He walked to the front door, opened it. We stepped into a tidy home with 1970s décor, heavy on the oranges and ochres, with tweed furniture and shag carpeting.
The house smelled slightly musty, like a vacation home just opened for the season. Since winter had only just begun to break its hold on Chicago, that might not have been far from the truth.
“It’s dark out,” I whispered now that we were inside, using the agreed-upon code to activate the earbud, but heard only static in response. We must have been too far away for a signal, which meant not only did we not have weapons, but we didn’t have any way of communicating with the House.
Technology, I thought with a curse, really, really hoping Mallory was having better luck with magic.
“This way,” the guard said, and we followed him into a living room. “Stop.”
The guards with guns stood at our backs. The first guard gestured us to spread out our arms. He patted me down, then Morgan, and when he was satisfied, began moving again.
We walked past a kitchen with avocado-toned appliances, into a den with a sunken floor dotted with throw pillows. The house had been updated by someone since the mobsters had used it, but not in the last forty years.
The guard took a passageway to an outbuilding, and when the guards with guns looked at us menacingly, we opted to follow him inside . . . into a very recently updated game room. Bar on one end with a few high-top tables, a pool table in the middle, arcade-style video games along the wall.
Jude Maguire, shirtless and bearing a placket of bandages below his ribs, leaned over the pool table.
I cursed silently. And since I hadn’t injured his ribs, I guessed the Circle had been pissed about our little Streeterville outing.
“Mr. Maguire,” the guard said. “They’re here.”
Jude looked up, glanced at us, then looked down at the table again. He aimed, released, and the balls sailed across the table with a crack of sound.
There were three other men in the room, in addition to the three guards who’d accompanied us. All of them were thick-necked and broad-shouldered, and the air vibrated from the volume of weapons they carried.
One of the other men stepped forward for his turn, and Jude stepped back, held his cue like a pike, crossed one ankle over the other.

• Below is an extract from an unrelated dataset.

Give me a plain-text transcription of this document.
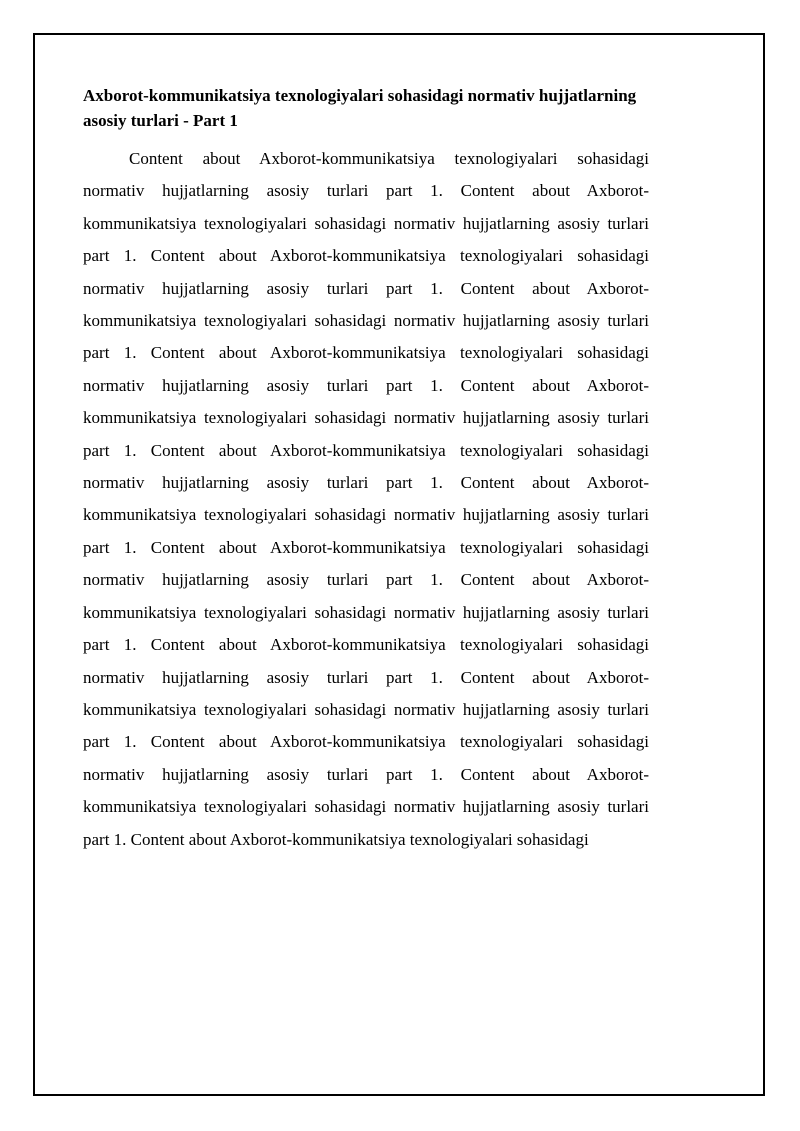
Axborot-kommunikatsiya texnologiyalari sohasidagi normativ hujjatlarning asosiy turlari - Part 1

Content about Axborot-kommunikatsiya texnologiyalari sohasidagi normativ hujjatlarning asosiy turlari part 1. Content about Axborot-kommunikatsiya texnologiyalari sohasidagi normativ hujjatlarning asosiy turlari part 1. Content about Axborot-kommunikatsiya texnologiyalari sohasidagi normativ hujjatlarning asosiy turlari part 1. Content about Axborot-kommunikatsiya texnologiyalari sohasidagi normativ hujjatlarning asosiy turlari part 1. Content about Axborot-kommunikatsiya texnologiyalari sohasidagi normativ hujjatlarning asosiy turlari part 1. Content about Axborot-kommunikatsiya texnologiyalari sohasidagi normativ hujjatlarning asosiy turlari part 1. Content about Axborot-kommunikatsiya texnologiyalari sohasidagi normativ hujjatlarning asosiy turlari part 1. Content about Axborot-kommunikatsiya texnologiyalari sohasidagi normativ hujjatlarning asosiy turlari part 1. Content about Axborot-kommunikatsiya texnologiyalari sohasidagi normativ hujjatlarning asosiy turlari part 1. Content about Axborot-kommunikatsiya texnologiyalari sohasidagi normativ hujjatlarning asosiy turlari part 1. Content about Axborot-kommunikatsiya texnologiyalari sohasidagi normativ hujjatlarning asosiy turlari part 1. Content about Axborot-kommunikatsiya texnologiyalari sohasidagi normativ hujjatlarning asosiy turlari part 1. Content about Axborot-kommunikatsiya texnologiyalari sohasidagi normativ hujjatlarning asosiy turlari part 1. Content about Axborot-kommunikatsiya texnologiyalari sohasidagi normativ hujjatlarning asosiy turlari part 1. Content about Axborot-kommunikatsiya texnologiyalari sohasidagi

“They cause any trouble?” Maguire asked.
“No, sir.”
Sir? Since when was Jude Maguire a “sir”? He was muscle, not leadership. Leadership didn’t put itself in the line of fire, in clear view of the public. And it certainly didn’t get broken ribs after a failed operation. But that hardly mattered now. Nobody in the room argued, and we weren’t exactly in a position to do so.
The second player made his selection, sent a couple of balls spinning ineffectually before giving up the board to Maguire again. He walked around the table, checking angles.
“We’re ready for your demands,” Morgan said into the tense silence.
“Our demands,” Maguire repeated, then pulled back the cue, snapped it forward. The ball ricocheted across the table, hit the bumper, then sailed into the diagonal pocket. He rose, looked us over. “Your former Master borrowed a lot of money from us, asked for a lot of favors. And you don’t want to pay us back.”
“I’m not here to argue about the debt. I’m here to resolve it.”
Maguire handed the cue to the man closest to him, walked toward us. “Are you? Are you in charge? Because what I see here is a man begging for relief. Begging so hard he brought a girl with him.” Maguire stopped a few feet away, crossed his arms, gave me a slow and salacious look. “A girl I didn’t finish the first time around.”
I barely managed not to growl, but didn’t bother to hide the fangs and silvered eyes. “Just for the record, you won’t be finishing me now, either.”
“Just get on with it,” Morgan spat out. “What do you want?”
Slowly, Maguire shifted his gaze back to Morgan. “We’ve already told you what we want, and you apparently sent children to do a man’s job. We wanted King, and we wanted him dead.”
“Why?” Morgan asked.
“Because—that’s all you needed to know to perform your task, which you failed. That means he’s in the wind.”
“I won’t kill for you,” Morgan said.
“That’s pretty obvious.” This time, Maguire slid his gaze to me. “What would you do for her?”
Maguire’s gaze snapped to something beside me, and I pivoted, lifted a hand instinctively to duck the pool stick one of Maguire’s goons was yielding like a club. I wrenched it away from him, shoved the blunt end into his gut, pushed him backward until he bobbled and hit the ground on his ass.
Stick in my hand, wielded like a weapon, I looked back at Maguire. “I don’t need anyone to kill for me.”
He put a hand on his chest in mock apology. “I guess I misspoke. We don’t want him to kill someone for you. He’s already fucked that up. But you, we can use. There are plenty in Chicago who want you alive, and who’d pay a pretty penny to keep you that way.”
“Using me to get King isn’t a very good idea.” Given Maguire’s sudden sneer, we’d guessed his plan accurately.
“Even assuming my grandfather knows where he is, he won’t give him up. He won’t negotiate, even for me.” I wasn’t one hundred percent confident my grandfather would make that choice, but I was pretty certain. He was an honorable man, and believed in duty.